When filing something less than a fully drafted patent application as a provisional application, and especially when including journal articles, white papers, and/or presentations, details can be omitted which are required to support features claimed in later filed applications. If features claimed in later filed applications are not supported by the provisional application, those features will not benefit from the earlier filing date of the provisional application. This can be particularly problematic where inventors publically disclose their invention based on the false assumption that the provisional application they filed supports the invention, with patent protection becoming unavailable in many countries if a priority claim to the provisional application cannot be maintained.

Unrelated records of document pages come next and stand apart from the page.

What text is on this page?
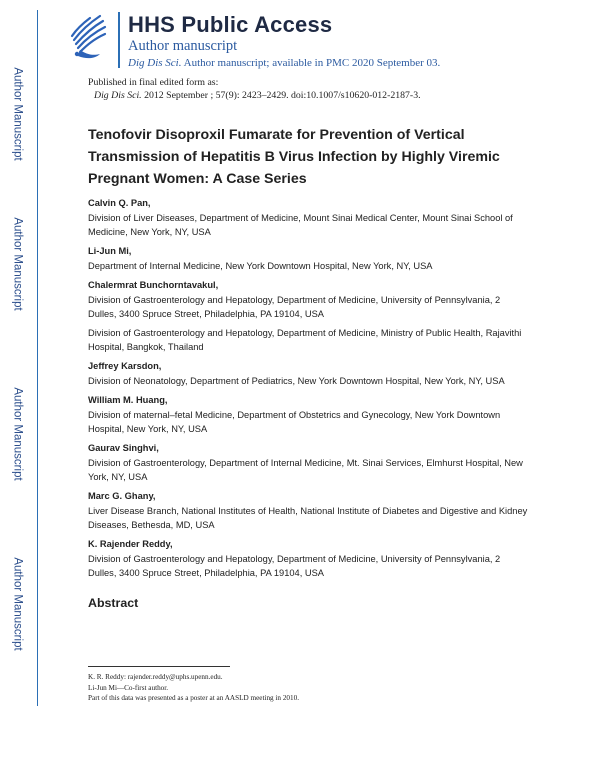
Author Manuscript
Author Manuscript
Author Manuscript
Author Manuscript
HHS Public Access
Author manuscript
Dig Dis Sci. Author manuscript; available in PMC 2020 September 03.
Published in final edited form as:
Dig Dis Sci. 2012 September ; 57(9): 2423–2429. doi:10.1007/s10620-012-2187-3.
Tenofovir Disoproxil Fumarate for Prevention of Vertical Transmission of Hepatitis B Virus Infection by Highly Viremic Pregnant Women: A Case Series
Calvin Q. Pan,
Division of Liver Diseases, Department of Medicine, Mount Sinai Medical Center, Mount Sinai School of Medicine, New York, NY, USA
Li-Jun Mi,
Department of Internal Medicine, New York Downtown Hospital, New York, NY, USA
Chalermrat Bunchorntavakul,
Division of Gastroenterology and Hepatology, Department of Medicine, University of Pennsylvania, 2 Dulles, 3400 Spruce Street, Philadelphia, PA 19104, USA
Division of Gastroenterology and Hepatology, Department of Medicine, Ministry of Public Health, Rajavithi Hospital, Bangkok, Thailand
Jeffrey Karsdon,
Division of Neonatology, Department of Pediatrics, New York Downtown Hospital, New York, NY, USA
William M. Huang,
Division of maternal–fetal Medicine, Department of Obstetrics and Gynecology, New York Downtown Hospital, New York, NY, USA
Gaurav Singhvi,
Division of Gastroenterology, Department of Internal Medicine, Mt. Sinai Services, Elmhurst Hospital, New York, NY, USA
Marc G. Ghany,
Liver Disease Branch, National Institutes of Health, National Institute of Diabetes and Digestive and Kidney Diseases, Bethesda, MD, USA
K. Rajender Reddy,
Division of Gastroenterology and Hepatology, Department of Medicine, University of Pennsylvania, 2 Dulles, 3400 Spruce Street, Philadelphia, PA 19104, USA
Abstract
K. R. Reddy: rajender.reddy@uphs.upenn.edu.
Li-Jun Mi—Co-first author.
Part of this data was presented as a poster at an AASLD meeting in 2010.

Over Disclosures and Admissions

A provisional patent application which is less than a fully drafted patent application may also potentially disclose more than the applicant intends, or make admissions prejudicial to the applicant. Over-disclosures occur when the provisional application describes inventions beyond the invention to which the applicant intended to direct the patent application. The provisional application becomes publicly available upon the publication of a subsequent application claiming priority to the provisional, meaning that those inventions will become publically disclosed, potentially barring the inventor from pursing those other inventions in separate patent applications.

Problematic admissions can also occur when a provisional application describes features as known in the field or common general knowledge, therefore admitting those features are prior art. Any prior art admissions by the applicant can be cited against the application during prosecution. It is also common in journal articles to comment on the degree to which there are uncertainties in experimental results, or the degree to which further experiments are necessary to verify certain findings. Such statements may be used by a patent examiner as an admission that the invention was not enabled when the provisional application was filed. The nature of journal articles, white papers, and presentations is very different than a patent application, and the type of language customarily used in these documents can be ill-suited for a patent application. As such, it is easy for these documents to contain language prejudicial to an applicant if included in a patent application, even while such language may seem otherwise appropriate for the original purpose of these documents.

Conclusion

A provisional patent application may allow an applicant to secure an earlier filing date, defer costs and provide time within which to refine their invention. However, an improperly drafted provisional application may undermine later filed applications, defeating the ability to obtain valid patent rights. The decision of when to file a provisional application and what to file as a provisional application should be thoroughly considered, and ideally made with the same level of diligence as a regular patent application and in consultation with a patent agent.

The content of this article is intended to provide a general guide to the subject matter. Specialist advice should be sought about your specific circumstances.